You may have heard that alternative asset managers are making big bets on the property market. This is seen in all manner of ways, including several new technology platforms, mergers in the asset management space and the rapid rollout of new limited liquidity funds designed to attract mass affluent investors. Those who push for the “democratization of alternatives” are going before councilors to make it happen.
Leading this effort is Stephanie Drescher, Apollo's group head of customer and product solutions. Apollo Global Management is a frontier household name in the investment management business. The firm, recently added to the S&P 500, manages more than $700 billion in private investments. The wealth channel is only one part of this volume, but the firm has ambitions. In the past three years, Apollo has spent $1 billion on the effort, growing its in-house wealth team to 140 employees.
“We saw an opportunity to complement our mature and highly significant institutional relationships with new ones in global wealth, for example, wire, private banks, RIAs, independent broker/dealers and family offices,” said Drescher. “I have spent the last few years focusing on building these relationships as we build and grow the global wealth platform.”
Apollo has increased its annual fundraising pace from the wealth channel globally to more than $10 billion, raising $27 billion and developing 30 investment vehicles ranging from traditional drawdown structures to newer semi- liquid across all credit, equity and real asset classes.

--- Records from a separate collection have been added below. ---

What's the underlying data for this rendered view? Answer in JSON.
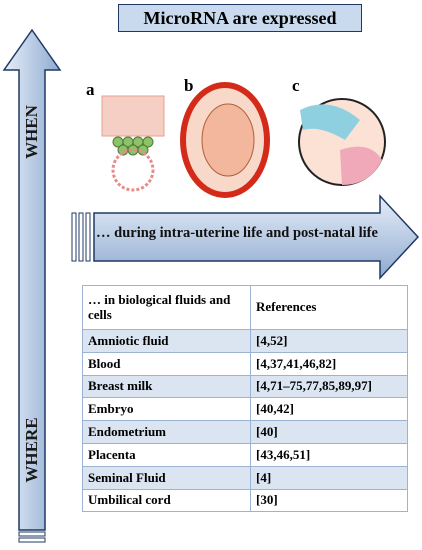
{
  "title": "MicroRNA are expressed",
  "axis_labels": {
    "when": "WHEN",
    "where": "WHERE"
  },
  "panels": [
    {
      "label": "a"
    },
    {
      "label": "b"
    },
    {
      "label": "c"
    }
  ],
  "timeline": "… during intra-uterine life and post-natal life",
  "table": {
    "header": [
      "… in biological fluids and cells",
      "References"
    ],
    "rows": [
      [
        "Amniotic fluid",
        "[4,52]"
      ],
      [
        "Blood",
        "[4,37,41,46,82]"
      ],
      [
        "Breast milk",
        "[4,71–75,77,85,89,97]"
      ],
      [
        "Embryo",
        "[40,42]"
      ],
      [
        "Endometrium",
        "[40]"
      ],
      [
        "Placenta",
        "[43,46,51]"
      ],
      [
        "Seminal Fluid",
        "[4]"
      ],
      [
        "Umbilical cord",
        "[30]"
      ]
    ]
  }
}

“Prior to making a strategic commitment to wealth, we offered alternatives on a limited, episodic basis to advisors and their clients through traditional withdrawal products,” said Drescher. “Flash to today and we have greatly expanded this access through a diverse set of permanent, semi-liquid solutions and other innovative structures. With individuals, our focus is to create opportunities that ultimately deliver excess return per unit of risk, create portfolios of solutions that will help clients meet their goals, and then provide access points that meet the needs of the respective buyer .
By 2029, Apollo has set a target of doubling the size of its in-house wealth team, raising $30 billion annually from the wealth channel globally and achieving $150 billion in AUM for its products with in the center of the property, which can represent up to half of the company's annual income. raising capital from third parties.
Drescher, who has an undergraduate degree from Bernard College and an MBA from Columbia University, has a long history in the alternative investment business. She joined Apollo in 2004 and, prior to that, spent 10 years with JPMorgan Chase, working primarily in its alternative investments group.
“I was drawn to Apollo for many of the reasons that make it such a vibrant place today. The entrepreneurial spirit, commitment to innovation, and meritocratic culture—these qualities distinguished me then and still shape my daily experience,” said Drescher. “I could say that the firm was on a path to help redefine the alternatives industry, a strategy at a time.”
But before that, she said it was her family that had the biggest influence on her career.
“The first person who inspired my interest in markets and finance in general was my grandmother,” she said. “Born in the late 1800s and unable to complete her education, she instilled in me the importance of not only education, but also following the markets closely. She lived with my family when I was in high school and, during that time, we all tracked the markets and spent time together learning about companies.”